Handheld Scanner: Insurance companies love their documentation so a handheld scanner is a must. We purchased a VuPoint Solutions Magic Wand but I wished I could have shopped around a little more. The Magic Wand was inexpensive but it only scans JPEG files so information from receipts could not be transferred to a spreadsheet app. There are scanners that can transfer this information and it will save you lots of time in the long-run. However, for what it does, the Magic Wand does it very well.
Camera: Again, documentation is key when working with insurance companies so a camera is another must. While I did take majority of photos with my iPhone, several were taken using a Nikon D5100 DSLR. The photo detail is better and the zoom lenses do a better job than the iPhone. Also, become familiar with photo enhancing apps such as iPhoto. We realized a mistake when my son claimed his new car stereo was not on the inventory of lost items. Fortunately, we found a picture that included the stereo and forwarded it, along with an enlargement, to our adjuster.
Other Items: I mentioned a sketching app that we used to help pick out furniture. If you can actually get an app that helps draw rooms to scale it would be helpful.
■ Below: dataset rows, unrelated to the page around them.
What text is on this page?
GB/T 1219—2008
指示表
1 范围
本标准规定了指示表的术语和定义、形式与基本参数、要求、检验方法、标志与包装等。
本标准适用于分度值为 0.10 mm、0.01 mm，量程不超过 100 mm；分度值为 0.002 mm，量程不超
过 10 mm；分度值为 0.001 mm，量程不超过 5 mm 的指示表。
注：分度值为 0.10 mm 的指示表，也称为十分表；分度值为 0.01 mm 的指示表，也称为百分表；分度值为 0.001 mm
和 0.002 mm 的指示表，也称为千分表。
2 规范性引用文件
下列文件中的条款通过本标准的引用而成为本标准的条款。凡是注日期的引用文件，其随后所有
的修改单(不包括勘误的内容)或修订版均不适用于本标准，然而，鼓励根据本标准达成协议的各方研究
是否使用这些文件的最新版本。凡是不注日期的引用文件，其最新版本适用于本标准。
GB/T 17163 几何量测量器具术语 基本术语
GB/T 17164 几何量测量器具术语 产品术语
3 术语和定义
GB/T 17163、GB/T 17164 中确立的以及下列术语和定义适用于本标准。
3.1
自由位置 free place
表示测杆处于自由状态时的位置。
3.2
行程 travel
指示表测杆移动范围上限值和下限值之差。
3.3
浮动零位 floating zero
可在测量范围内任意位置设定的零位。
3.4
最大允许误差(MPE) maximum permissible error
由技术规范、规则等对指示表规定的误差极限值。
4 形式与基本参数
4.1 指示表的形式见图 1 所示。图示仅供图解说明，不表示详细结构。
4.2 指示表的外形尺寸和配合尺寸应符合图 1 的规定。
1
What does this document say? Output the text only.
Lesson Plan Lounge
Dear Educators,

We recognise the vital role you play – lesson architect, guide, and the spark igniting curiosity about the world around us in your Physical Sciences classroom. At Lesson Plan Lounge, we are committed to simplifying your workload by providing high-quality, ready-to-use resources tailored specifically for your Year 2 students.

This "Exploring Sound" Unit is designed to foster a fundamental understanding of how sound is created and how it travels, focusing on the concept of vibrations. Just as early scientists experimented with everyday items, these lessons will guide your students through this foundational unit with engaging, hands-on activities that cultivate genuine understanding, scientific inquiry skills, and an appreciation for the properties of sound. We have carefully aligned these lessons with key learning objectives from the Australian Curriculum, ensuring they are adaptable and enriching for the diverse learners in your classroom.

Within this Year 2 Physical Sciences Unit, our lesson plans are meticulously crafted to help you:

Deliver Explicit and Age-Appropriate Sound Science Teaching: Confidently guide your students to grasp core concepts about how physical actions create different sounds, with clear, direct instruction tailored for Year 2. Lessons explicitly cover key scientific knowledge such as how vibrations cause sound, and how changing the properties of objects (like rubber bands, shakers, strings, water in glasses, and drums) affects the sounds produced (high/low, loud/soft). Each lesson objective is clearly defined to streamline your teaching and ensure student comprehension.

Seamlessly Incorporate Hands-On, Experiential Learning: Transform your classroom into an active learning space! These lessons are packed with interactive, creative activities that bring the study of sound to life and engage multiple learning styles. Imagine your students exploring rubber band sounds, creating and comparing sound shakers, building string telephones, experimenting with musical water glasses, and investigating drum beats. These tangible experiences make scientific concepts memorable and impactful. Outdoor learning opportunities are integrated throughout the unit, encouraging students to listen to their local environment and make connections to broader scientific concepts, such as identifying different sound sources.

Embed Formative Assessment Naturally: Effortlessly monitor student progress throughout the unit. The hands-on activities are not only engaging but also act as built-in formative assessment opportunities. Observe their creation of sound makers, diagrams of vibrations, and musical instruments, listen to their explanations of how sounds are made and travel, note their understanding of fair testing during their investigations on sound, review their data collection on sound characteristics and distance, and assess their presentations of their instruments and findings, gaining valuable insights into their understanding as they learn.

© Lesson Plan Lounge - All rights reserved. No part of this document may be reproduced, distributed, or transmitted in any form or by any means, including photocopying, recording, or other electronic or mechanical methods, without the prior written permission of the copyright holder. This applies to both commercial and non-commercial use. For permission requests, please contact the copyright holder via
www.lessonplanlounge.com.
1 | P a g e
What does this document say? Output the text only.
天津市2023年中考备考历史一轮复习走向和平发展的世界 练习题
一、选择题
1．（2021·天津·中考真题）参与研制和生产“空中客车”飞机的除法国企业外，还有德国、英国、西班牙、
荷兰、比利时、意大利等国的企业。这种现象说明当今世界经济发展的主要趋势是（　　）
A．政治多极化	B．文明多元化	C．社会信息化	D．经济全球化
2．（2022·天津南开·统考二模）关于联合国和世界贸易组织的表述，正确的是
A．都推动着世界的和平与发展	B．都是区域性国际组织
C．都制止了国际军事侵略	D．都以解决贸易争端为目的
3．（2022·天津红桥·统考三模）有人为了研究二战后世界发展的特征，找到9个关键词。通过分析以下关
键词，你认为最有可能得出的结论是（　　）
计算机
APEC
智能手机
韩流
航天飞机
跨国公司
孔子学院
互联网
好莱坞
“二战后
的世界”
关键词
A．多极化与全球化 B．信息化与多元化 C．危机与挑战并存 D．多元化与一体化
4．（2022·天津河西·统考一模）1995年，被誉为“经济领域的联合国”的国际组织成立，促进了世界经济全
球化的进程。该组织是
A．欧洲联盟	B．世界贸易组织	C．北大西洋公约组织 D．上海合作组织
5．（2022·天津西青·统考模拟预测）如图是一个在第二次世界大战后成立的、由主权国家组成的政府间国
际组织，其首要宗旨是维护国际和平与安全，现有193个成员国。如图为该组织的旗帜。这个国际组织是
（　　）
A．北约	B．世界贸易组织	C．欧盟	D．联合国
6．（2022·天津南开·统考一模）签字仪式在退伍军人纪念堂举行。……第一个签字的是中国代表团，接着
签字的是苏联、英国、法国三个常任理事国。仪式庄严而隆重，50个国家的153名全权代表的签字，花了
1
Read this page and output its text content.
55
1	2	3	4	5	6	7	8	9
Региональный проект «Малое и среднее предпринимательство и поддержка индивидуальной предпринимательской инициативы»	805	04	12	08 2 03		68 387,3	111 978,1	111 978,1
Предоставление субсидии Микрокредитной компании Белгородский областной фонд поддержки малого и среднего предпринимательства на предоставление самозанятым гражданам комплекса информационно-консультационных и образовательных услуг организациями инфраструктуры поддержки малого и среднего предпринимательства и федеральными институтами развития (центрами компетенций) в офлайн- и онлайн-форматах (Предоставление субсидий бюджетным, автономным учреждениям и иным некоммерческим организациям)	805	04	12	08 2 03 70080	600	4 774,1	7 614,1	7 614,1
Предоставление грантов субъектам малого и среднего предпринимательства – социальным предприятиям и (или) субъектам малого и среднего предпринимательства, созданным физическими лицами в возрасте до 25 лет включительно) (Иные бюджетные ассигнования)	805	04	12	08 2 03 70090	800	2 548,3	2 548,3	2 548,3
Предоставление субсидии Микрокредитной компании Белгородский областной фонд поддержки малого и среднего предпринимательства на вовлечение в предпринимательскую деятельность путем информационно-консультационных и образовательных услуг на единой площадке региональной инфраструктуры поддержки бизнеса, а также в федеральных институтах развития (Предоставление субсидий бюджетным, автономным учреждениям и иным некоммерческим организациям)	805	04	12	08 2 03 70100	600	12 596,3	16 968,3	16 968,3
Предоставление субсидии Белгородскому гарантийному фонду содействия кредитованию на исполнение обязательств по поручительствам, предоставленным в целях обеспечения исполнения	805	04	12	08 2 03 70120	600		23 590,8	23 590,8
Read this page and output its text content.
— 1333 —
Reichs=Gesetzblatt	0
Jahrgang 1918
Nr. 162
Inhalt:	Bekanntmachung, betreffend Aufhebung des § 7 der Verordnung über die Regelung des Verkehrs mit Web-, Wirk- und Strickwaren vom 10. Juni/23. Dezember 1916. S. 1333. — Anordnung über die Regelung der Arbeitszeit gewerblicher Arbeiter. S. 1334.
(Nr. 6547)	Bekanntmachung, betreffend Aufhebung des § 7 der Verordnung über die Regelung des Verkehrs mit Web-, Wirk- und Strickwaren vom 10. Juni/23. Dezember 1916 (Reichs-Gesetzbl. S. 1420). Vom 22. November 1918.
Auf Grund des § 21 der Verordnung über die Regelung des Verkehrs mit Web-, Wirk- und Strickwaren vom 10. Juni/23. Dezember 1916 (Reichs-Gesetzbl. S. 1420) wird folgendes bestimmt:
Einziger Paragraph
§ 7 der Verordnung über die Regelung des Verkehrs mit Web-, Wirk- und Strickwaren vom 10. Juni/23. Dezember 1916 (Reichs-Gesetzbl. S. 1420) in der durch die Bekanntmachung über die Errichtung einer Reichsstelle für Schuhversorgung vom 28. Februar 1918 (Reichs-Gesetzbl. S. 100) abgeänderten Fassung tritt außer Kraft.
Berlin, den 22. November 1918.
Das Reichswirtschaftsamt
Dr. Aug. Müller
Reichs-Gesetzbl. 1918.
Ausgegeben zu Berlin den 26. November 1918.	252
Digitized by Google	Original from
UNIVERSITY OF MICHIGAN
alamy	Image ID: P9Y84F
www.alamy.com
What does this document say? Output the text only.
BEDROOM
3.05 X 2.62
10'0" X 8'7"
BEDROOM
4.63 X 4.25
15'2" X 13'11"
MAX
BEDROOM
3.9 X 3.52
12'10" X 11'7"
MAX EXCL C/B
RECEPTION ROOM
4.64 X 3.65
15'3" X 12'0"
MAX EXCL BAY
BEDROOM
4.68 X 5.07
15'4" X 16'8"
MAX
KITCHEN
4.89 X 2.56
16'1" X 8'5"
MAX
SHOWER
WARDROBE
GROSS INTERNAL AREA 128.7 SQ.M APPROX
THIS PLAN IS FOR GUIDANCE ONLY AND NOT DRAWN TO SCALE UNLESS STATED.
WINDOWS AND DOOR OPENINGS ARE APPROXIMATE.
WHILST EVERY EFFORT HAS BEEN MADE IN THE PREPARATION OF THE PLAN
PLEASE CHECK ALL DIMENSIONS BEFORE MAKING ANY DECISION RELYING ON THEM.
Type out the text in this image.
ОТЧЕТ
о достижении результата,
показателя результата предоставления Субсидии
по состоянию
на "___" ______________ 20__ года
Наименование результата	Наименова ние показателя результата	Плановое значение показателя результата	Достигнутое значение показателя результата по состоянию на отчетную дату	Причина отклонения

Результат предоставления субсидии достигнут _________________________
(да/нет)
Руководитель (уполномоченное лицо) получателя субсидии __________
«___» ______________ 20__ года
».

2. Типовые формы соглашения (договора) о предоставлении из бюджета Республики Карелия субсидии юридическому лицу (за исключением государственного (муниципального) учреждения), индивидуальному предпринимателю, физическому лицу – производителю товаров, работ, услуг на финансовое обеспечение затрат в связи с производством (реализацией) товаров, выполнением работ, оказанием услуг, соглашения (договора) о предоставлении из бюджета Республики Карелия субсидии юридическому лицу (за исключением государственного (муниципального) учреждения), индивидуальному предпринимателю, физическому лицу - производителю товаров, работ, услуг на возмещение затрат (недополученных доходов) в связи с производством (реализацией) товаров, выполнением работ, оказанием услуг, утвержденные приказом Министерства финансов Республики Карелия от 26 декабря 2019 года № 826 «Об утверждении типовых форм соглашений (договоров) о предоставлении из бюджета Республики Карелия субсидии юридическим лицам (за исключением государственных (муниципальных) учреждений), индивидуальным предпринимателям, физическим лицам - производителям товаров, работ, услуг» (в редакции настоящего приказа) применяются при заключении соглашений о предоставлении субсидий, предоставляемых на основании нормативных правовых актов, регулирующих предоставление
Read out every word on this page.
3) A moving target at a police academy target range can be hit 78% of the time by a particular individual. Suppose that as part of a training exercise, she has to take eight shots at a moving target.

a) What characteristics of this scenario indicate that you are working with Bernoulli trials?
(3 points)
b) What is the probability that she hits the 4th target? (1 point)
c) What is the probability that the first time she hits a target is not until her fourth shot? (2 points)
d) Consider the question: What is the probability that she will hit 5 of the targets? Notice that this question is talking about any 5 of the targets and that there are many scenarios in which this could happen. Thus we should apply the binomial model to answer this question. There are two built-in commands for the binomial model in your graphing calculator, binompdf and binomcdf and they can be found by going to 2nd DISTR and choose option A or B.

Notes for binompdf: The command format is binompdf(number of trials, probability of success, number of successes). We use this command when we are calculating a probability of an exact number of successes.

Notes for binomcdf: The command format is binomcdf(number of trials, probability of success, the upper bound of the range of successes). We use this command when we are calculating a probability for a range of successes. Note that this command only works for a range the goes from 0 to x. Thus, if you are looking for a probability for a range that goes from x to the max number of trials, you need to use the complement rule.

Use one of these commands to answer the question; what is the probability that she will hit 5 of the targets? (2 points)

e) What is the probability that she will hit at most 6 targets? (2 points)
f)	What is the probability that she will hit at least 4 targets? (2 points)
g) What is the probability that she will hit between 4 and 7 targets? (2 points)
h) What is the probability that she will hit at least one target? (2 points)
Also, learn how to create a screenshot on the iPhone or iPad by simultaneously pressing the home button at the bottom of the screen and the on/off button at the top. I noticed some crown molding was off so I used a level app to check. Sure enough it was off by about 1.8 degrees. I was wondering how to prove this to the contractor when I saw the bubble could be frozen and I took a screenshot. When I emailed the photo to the contractor, I was imagining all of the curses he would say when he saw the email. Later, when I asked him about this, he told me he actually thought it was cool and downloaded the app for himself. Finally, we used Awesome Note to create a folder so we could note down information on items such as ceiling fans and blinds so the contractor could purchase them. Awesome Note allows users to email out notes directly from the app which was another handy time saver. My Livescribe pen was useful in recording notes taken during various conversations and allowing me to keep a digital record or share the information.
I hope you never have to go through the experience my family went through this past summer. However, it pays to be prepared for things such as fires, tornados, floods, hurricanes, and other means to destroy your home. As I have learned, it pays to make sure technology is part of your preparation plans. At least, you can point to my experience whenever students ask, "When will we ever need to use this stuff?"